If you're doing an extended trip to Canada & the USA you'd be better off buying a used truck & camper out there. Some of the smaller ones will fit into a Toyota Hi-Lux or Ford Ranger & you'd then only need to ship the camper back & buy a suitable truck in the UK on your return!
We use truck campers extensively in Canada & the USA & find them excellent. They are more than big enough for our needs, easy to drive, relatively economical & will go anywhere (the only restrictions are from the rental companies). We've camped in Yellowstone in a blizzard in one & were as "snug as bugs in rugs"!
I second the previous advice. North America is a big place and some places are remote, even some small towns. You want a reliable vehicle, but you want something that is commonly available in the US and Canada.
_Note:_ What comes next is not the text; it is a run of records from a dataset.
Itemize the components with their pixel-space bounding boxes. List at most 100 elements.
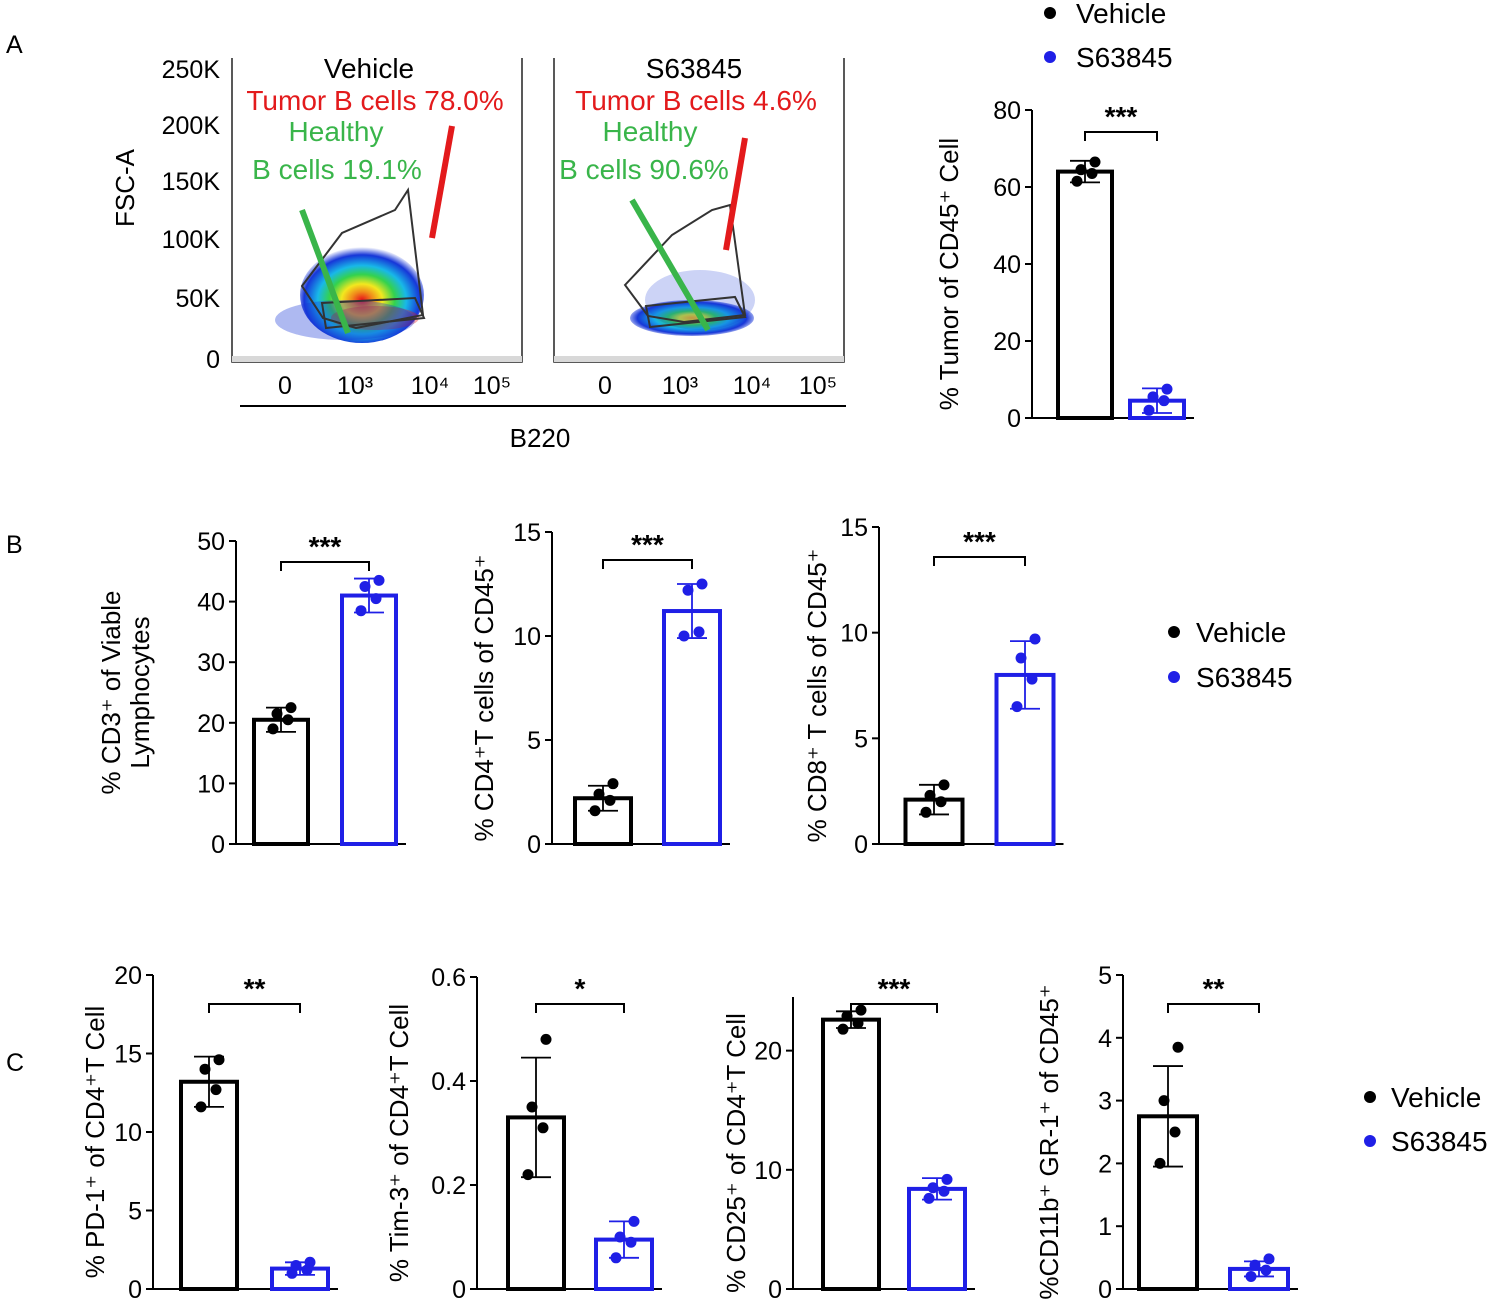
legend-vehicle-label: Vehicle — [1076, 0, 1166, 29]
bar-chart-c2: 0 0.2 0.4 0.6 % Tim-3⁺ of CD4⁺T Cell * — [384, 964, 662, 1302]
y-tick-label: 20 — [114, 962, 142, 990]
data-point-vehicle — [1075, 164, 1087, 176]
y-tick-label: 80 — [993, 97, 1021, 125]
data-point-vehicle — [282, 714, 294, 726]
data-point-vehicle — [267, 723, 279, 735]
y-axis-label: % Tim-3⁺ of CD4⁺T Cell — [384, 1004, 414, 1282]
flow-y-axis-label: FSC-A — [110, 148, 140, 227]
data-point-s63845 — [1143, 404, 1155, 416]
legend-vehicle-label: Vehicle — [1196, 617, 1286, 648]
y-axis-label: % CD4⁺T cells of CD45⁺ — [469, 554, 499, 841]
panel-label-b: B — [6, 531, 23, 559]
density-cloud — [300, 247, 424, 343]
legend-b: Vehicle S63845 — [1168, 617, 1293, 693]
y-axis-label: % CD3⁺ of Viable — [96, 590, 126, 794]
y-tick-label: 40 — [197, 589, 225, 617]
legend-s63845-label: S63845 — [1076, 42, 1173, 73]
significance-label: *** — [309, 531, 342, 562]
data-point-s63845 — [1260, 1264, 1272, 1276]
data-point-vehicle — [920, 806, 932, 818]
data-point-s63845 — [1158, 395, 1170, 407]
y-tick-label: 0 — [128, 1276, 142, 1302]
panel-label-c: C — [6, 1049, 24, 1077]
flow-plot-s63845: S63845 Tumor B cells 4.6% Healthy B cell… — [553, 53, 845, 363]
data-point-s63845 — [923, 1192, 935, 1204]
flow-x-tick: 10⁵ — [799, 372, 837, 400]
data-point-s63845 — [628, 1215, 640, 1227]
significance-bracket — [933, 556, 1026, 566]
data-point-vehicle — [935, 796, 947, 808]
y-tick-label: 2 — [1098, 1150, 1112, 1178]
y-tick-label: 20 — [993, 328, 1021, 356]
density-cloud — [630, 300, 754, 336]
bar-chart-b1: 0 10 20 30 40 50 % CD3⁺ of Viable Lymphocytes **… — [96, 528, 406, 859]
data-point-s63845 — [682, 584, 694, 596]
significance-label: *** — [878, 973, 911, 1004]
flow-x-tick: 0 — [278, 372, 292, 400]
flow-y-tick: 0 — [206, 346, 220, 374]
data-point-s63845 — [304, 1256, 316, 1268]
data-point-vehicle — [604, 794, 616, 806]
data-point-s63845 — [938, 1185, 950, 1197]
y-tick-label: 5 — [527, 727, 541, 755]
healthy-indicator-line — [629, 198, 711, 332]
data-point-s63845 — [1249, 1259, 1261, 1271]
data-point-s63845 — [678, 630, 690, 642]
healthy-b-cells-label: B cells 90.6% — [559, 154, 729, 185]
flow-x-axis-label: B220 — [510, 423, 571, 453]
data-point-vehicle — [285, 702, 297, 714]
data-point-vehicle — [210, 1084, 222, 1096]
significance-label: *** — [631, 529, 664, 560]
data-point-s63845 — [1015, 652, 1027, 664]
data-point-vehicle — [1169, 1126, 1181, 1138]
data-point-vehicle — [271, 708, 283, 720]
significance-label: *** — [963, 526, 996, 557]
data-point-s63845 — [373, 574, 385, 586]
tumor-indicator-line — [429, 125, 455, 239]
flow-x-tick: 10⁵ — [473, 372, 511, 400]
significance-bracket — [602, 559, 693, 569]
data-point-vehicle — [1086, 168, 1098, 180]
y-tick-label: 20 — [197, 710, 225, 738]
data-point-s63845 — [614, 1231, 626, 1243]
y-tick-label: 0 — [211, 831, 225, 859]
legend-vehicle-label: Vehicle — [1391, 1082, 1481, 1113]
y-tick-label: 10 — [754, 1157, 782, 1185]
flow-y-tick: 100K — [162, 226, 221, 254]
flow-x-ticks: 0 10³ 10⁴ 10⁵ 0 10³ 10⁴ 10⁵ — [278, 372, 837, 400]
y-tick-label: 0.6 — [431, 964, 466, 992]
y-tick-label: 0.2 — [431, 1172, 466, 1200]
bar-vehicle — [821, 1017, 881, 1291]
bar-chart-b3: 0 5 10 15 % CD8⁺ T cells of CD45⁺ *** — [802, 514, 1064, 859]
data-point-vehicle — [593, 788, 605, 800]
healthy-label: Healthy — [603, 116, 698, 147]
data-point-s63845 — [941, 1173, 953, 1185]
significance-label: *** — [1105, 101, 1138, 132]
healthy-gate — [644, 295, 747, 329]
data-point-s63845 — [355, 605, 367, 617]
flow-y-tick: 50K — [176, 285, 221, 313]
data-point-vehicle — [607, 778, 619, 790]
y-tick-label: 50 — [197, 528, 225, 556]
data-point-s63845 — [1147, 391, 1159, 403]
legend-c: Vehicle S63845 — [1364, 1082, 1488, 1157]
legend-s63845-marker — [1364, 1135, 1376, 1147]
y-tick-label: 1 — [1098, 1213, 1112, 1241]
legend-s63845-label: S63845 — [1391, 1126, 1488, 1157]
y-tick-label: 15 — [840, 514, 868, 542]
flow-x-tick: 10³ — [662, 372, 698, 400]
data-point-s63845 — [927, 1182, 939, 1194]
data-point-s63845 — [625, 1236, 637, 1248]
data-point-vehicle — [938, 779, 950, 791]
y-tick-label: 0 — [1098, 1276, 1112, 1302]
bar-chart-c3: 0 10 20% CD25⁺ of CD4⁺T Cell *** — [721, 973, 975, 1302]
y-tick-label: 60 — [993, 174, 1021, 202]
y-axis-label: % PD-1⁺ of CD4⁺T Cell — [80, 1006, 110, 1279]
significance-bracket — [208, 1003, 301, 1013]
bar-s63845 — [907, 1186, 967, 1292]
data-point-s63845 — [1245, 1270, 1257, 1282]
y-tick-label: 15 — [114, 1041, 142, 1069]
y-tick-label: 10 — [197, 770, 225, 798]
data-point-vehicle — [1154, 1157, 1166, 1169]
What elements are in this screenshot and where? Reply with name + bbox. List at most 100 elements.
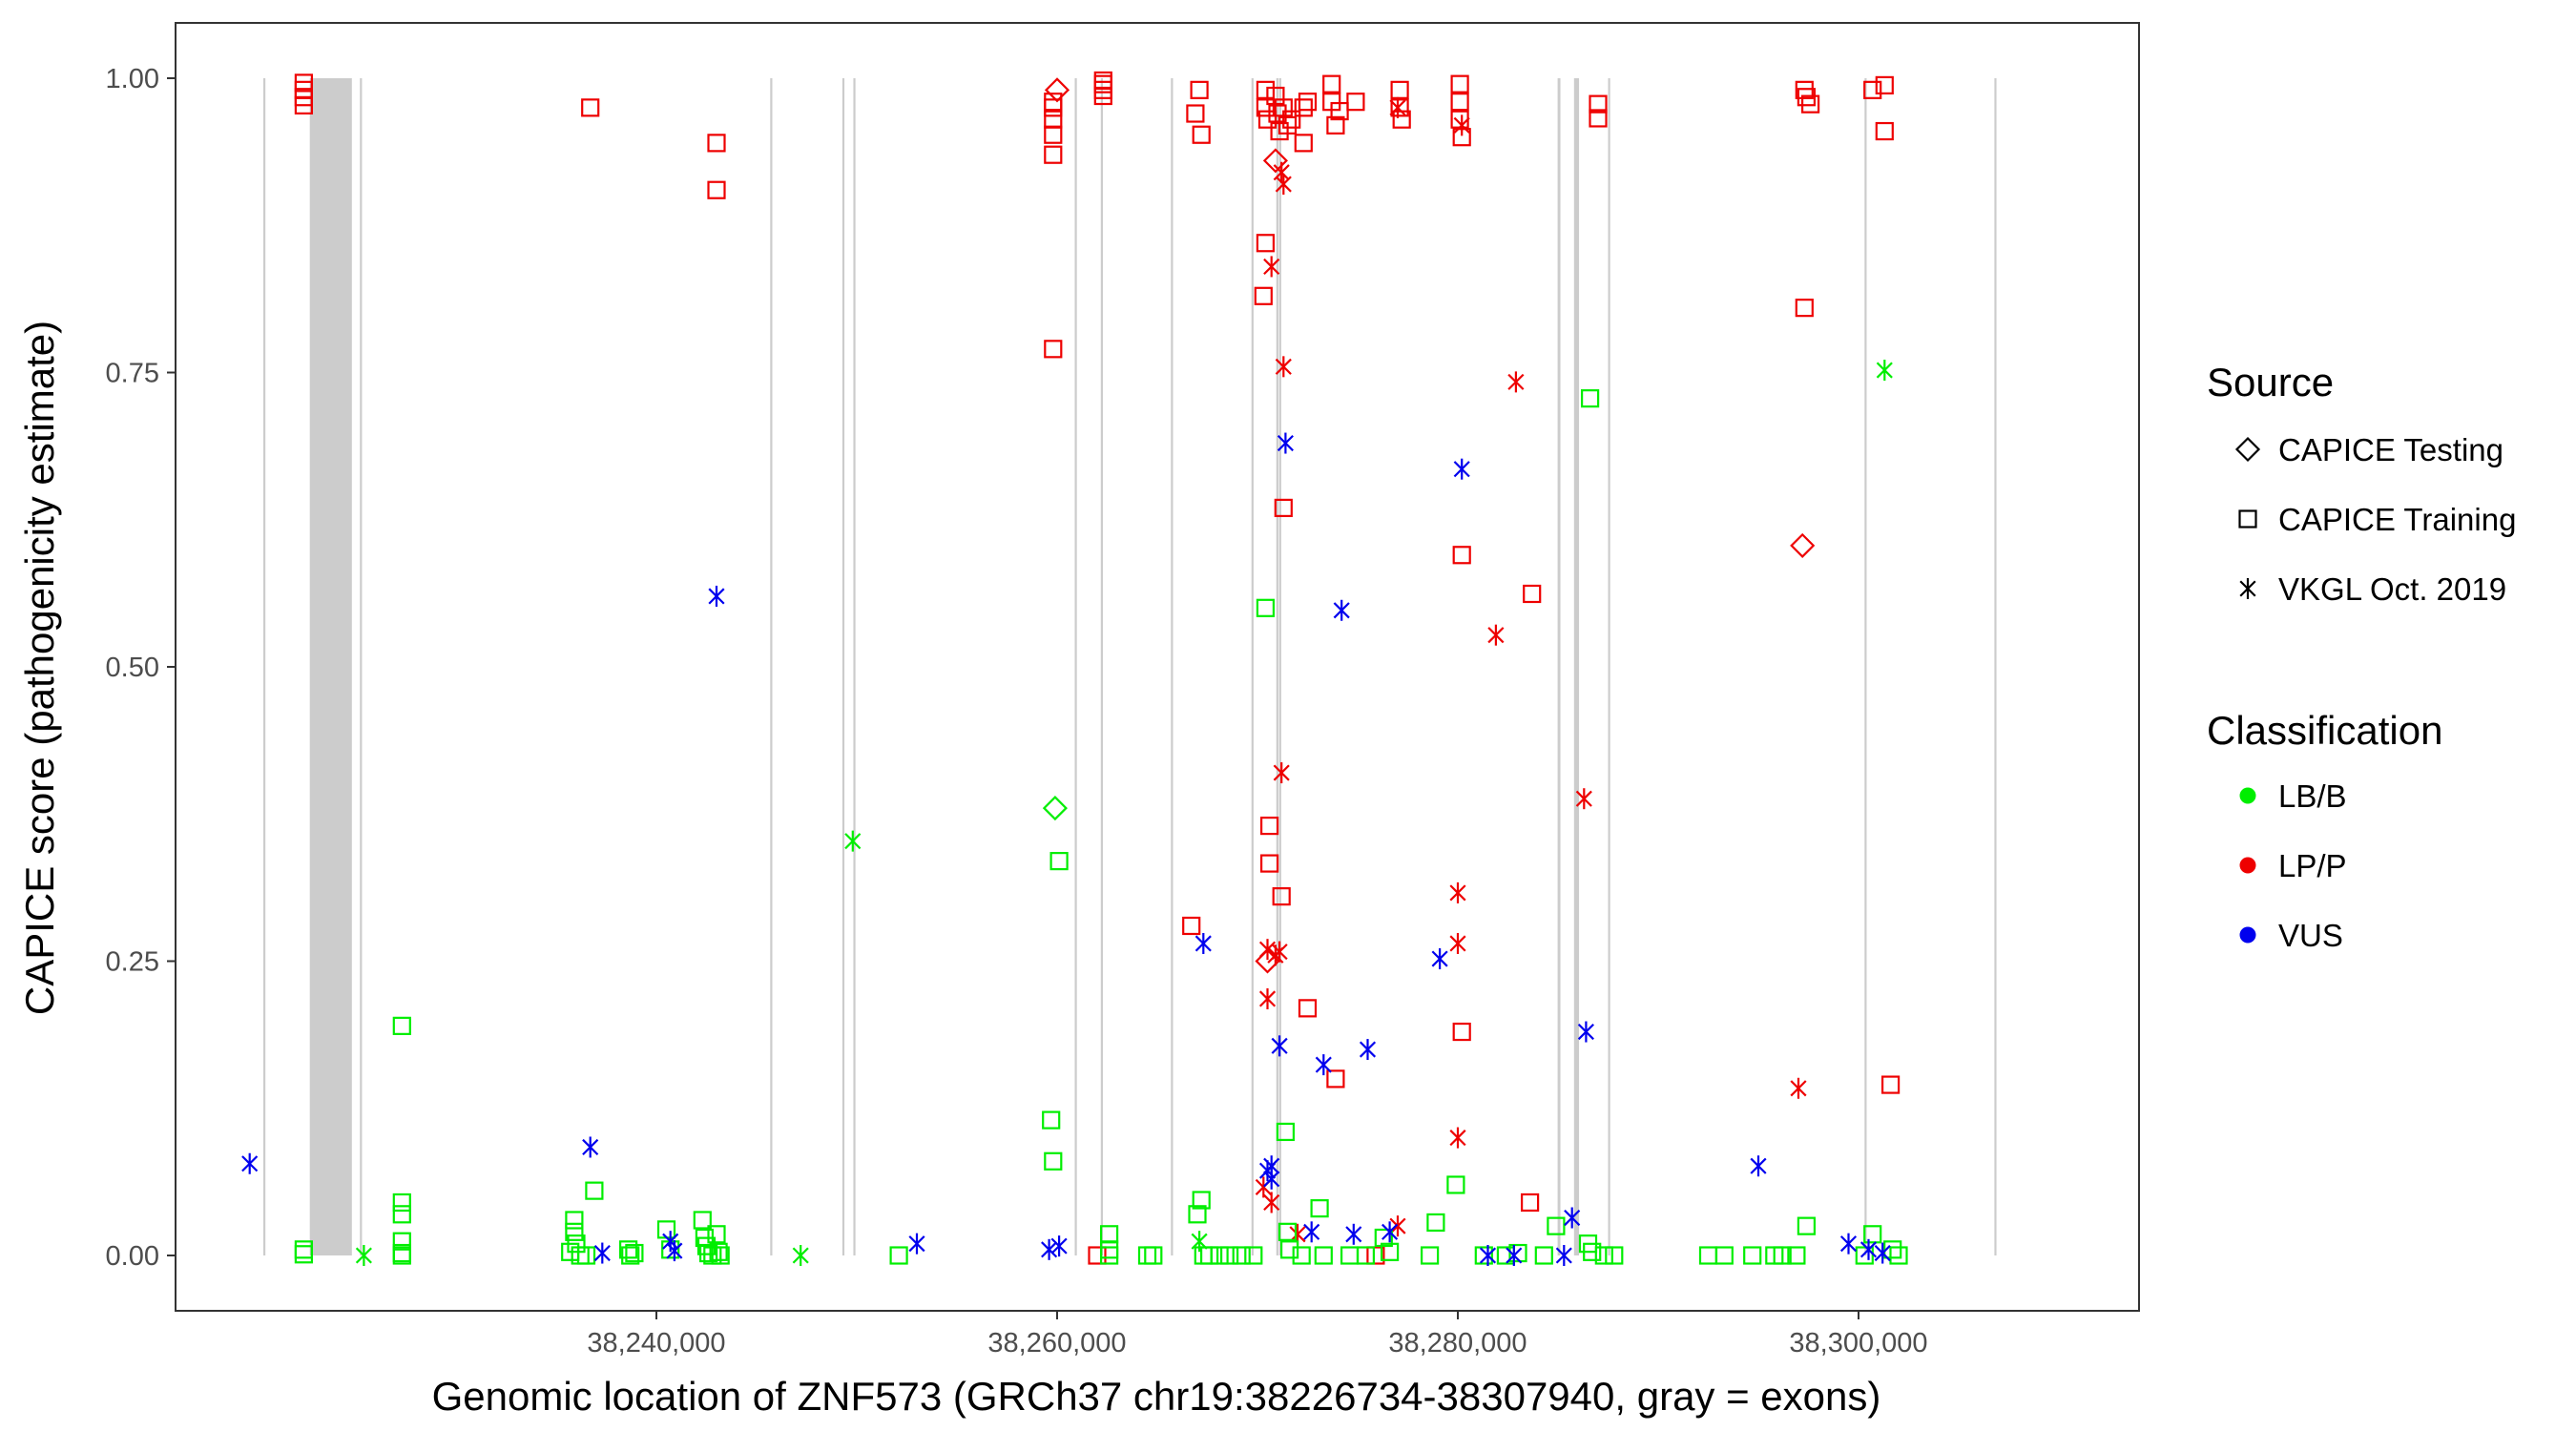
data-point — [1322, 74, 1341, 93]
data-point — [707, 180, 726, 199]
data-point — [1330, 101, 1349, 121]
data-point — [1044, 98, 1063, 117]
data-point — [1800, 94, 1820, 114]
data-point — [1875, 121, 1894, 141]
data-point — [1271, 941, 1288, 963]
data-point — [889, 1246, 908, 1265]
data-point — [1273, 762, 1290, 784]
exon-band — [1573, 77, 1580, 1256]
data-point — [1333, 599, 1350, 621]
data-point — [1889, 1246, 1908, 1265]
data-point — [698, 1243, 718, 1263]
data-point — [1282, 110, 1301, 129]
y-tick-label: 0.25 — [106, 947, 159, 978]
data-point — [1042, 796, 1068, 821]
data-point — [1258, 987, 1277, 1009]
data-point — [1275, 356, 1292, 378]
data-point — [1795, 299, 1814, 318]
data-point — [1294, 134, 1313, 153]
x-axis-title: Genomic location of ZNF573 (GRCh37 chr19… — [432, 1374, 1881, 1419]
data-point — [1044, 1151, 1063, 1171]
data-point — [582, 1136, 599, 1158]
data-point — [1219, 1246, 1239, 1265]
legend-dot-icon — [2239, 787, 2256, 804]
data-point — [1049, 852, 1069, 871]
data-point — [585, 1181, 604, 1200]
plot-panel — [175, 22, 2140, 1312]
data-point — [1259, 816, 1279, 836]
data-point — [1346, 93, 1365, 112]
data-point — [1232, 1246, 1251, 1265]
data-point — [1271, 1035, 1288, 1057]
data-point — [1474, 1246, 1493, 1265]
legend-classification-label: LB/B — [2278, 778, 2347, 814]
data-point — [1506, 1245, 1523, 1267]
data-point — [392, 1205, 411, 1224]
data-point — [1580, 389, 1600, 408]
legend-dot-icon — [2239, 926, 2256, 944]
data-point — [1278, 1222, 1298, 1241]
data-point — [1277, 432, 1294, 454]
data-point — [792, 1245, 809, 1267]
data-point — [1182, 916, 1201, 936]
legend-source-label: VKGL Oct. 2019 — [2278, 571, 2506, 607]
data-point — [1790, 1077, 1807, 1099]
data-point — [1534, 1246, 1553, 1265]
data-point — [294, 95, 313, 114]
data-point — [708, 585, 725, 607]
y-tick-label: 1.00 — [106, 64, 159, 94]
legend-asterisk-icon — [2239, 578, 2256, 599]
data-point — [1420, 1246, 1440, 1265]
legend-square-icon — [2238, 509, 2257, 529]
data-point — [1298, 999, 1318, 1018]
x-tick-label: 38,240,000 — [587, 1328, 725, 1358]
legend-classification-label: VUS — [2278, 918, 2343, 953]
data-point — [1876, 360, 1893, 382]
data-point — [1262, 148, 1288, 174]
data-point — [1326, 115, 1345, 135]
data-point — [1577, 1021, 1594, 1043]
data-point — [581, 98, 600, 117]
data-point — [1450, 93, 1469, 112]
data-point — [392, 1192, 411, 1213]
exon-band — [1251, 77, 1254, 1256]
data-point — [1195, 932, 1212, 954]
data-point — [1547, 1216, 1566, 1235]
exon-band — [1557, 77, 1561, 1256]
data-point — [1263, 1168, 1280, 1190]
data-point — [1520, 1192, 1540, 1213]
exon-band — [1608, 77, 1610, 1256]
data-point — [1453, 114, 1470, 136]
data-point — [1303, 1221, 1320, 1243]
data-point — [1449, 1127, 1466, 1149]
data-point — [1855, 1246, 1874, 1265]
data-point — [576, 1246, 596, 1265]
exon-band — [1100, 77, 1103, 1256]
data-point — [1859, 1238, 1878, 1260]
data-point — [707, 134, 726, 153]
data-point — [1381, 1221, 1399, 1243]
data-point — [1210, 1246, 1229, 1265]
data-point — [1190, 80, 1209, 99]
data-point — [1839, 1233, 1858, 1255]
data-point — [1310, 1199, 1329, 1218]
data-point — [1426, 1213, 1445, 1233]
data-point — [1380, 1242, 1400, 1261]
legend-source-label: CAPICE Training — [2278, 502, 2516, 537]
data-point — [1093, 86, 1112, 106]
exon-band — [841, 77, 845, 1256]
legend-source-items: CAPICE Testing CAPICE Training VKGL Oct. 2… — [2234, 432, 2516, 607]
data-point — [1088, 1246, 1107, 1265]
data-point — [392, 1016, 411, 1035]
legend-diamond-icon — [2234, 436, 2261, 463]
data-point — [1453, 458, 1470, 480]
data-point — [1366, 1246, 1385, 1265]
data-point — [1099, 1246, 1119, 1265]
data-point — [1797, 1216, 1817, 1235]
data-point — [711, 1246, 730, 1265]
data-point — [1431, 948, 1448, 970]
data-point — [1050, 1235, 1068, 1257]
data-point — [666, 1240, 683, 1262]
legend-classification-title: Classification — [2207, 708, 2442, 753]
data-point — [1044, 125, 1063, 144]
For example, say you blow the waterpump to some totally foreign vehicle while passing through some hick town in rural Montana. You're NOT going to get the part without a lot of hassle, a delivery by FedEx, and a lot of money.
For a Chevy, Ford, maybe a Toyota, you'll get the part at the local auto parts store either that day or it can be delivered through normal, local supply routes in a day or two for the normal over the counter price. Often you can simply find what you need at a local salvage yard.
I've seen and met a number of European tourists who've brought their vehicles over here, especially Germans and those Mercedes campers. Some of them are very expensive and very nice vehicles. One interesting thing I have noticed is that no matter how well prepared they are for the trip, unless they've been here touring around before, it doesn't mentally sink in till they get here just how much open room there is here and how long the stretches of driving can be.
ive been there, problem is if someone hasnt been there you realy cant explain the scale difference.
the most scary thing is that within a month you will find it totaly normal to drive 5 hours, drink a cup of something thats supposed to be coffee (sorry mate,americans know crap of coffee) and drive back.
small bonus is youl pay per gallon what youre used to pay per liter.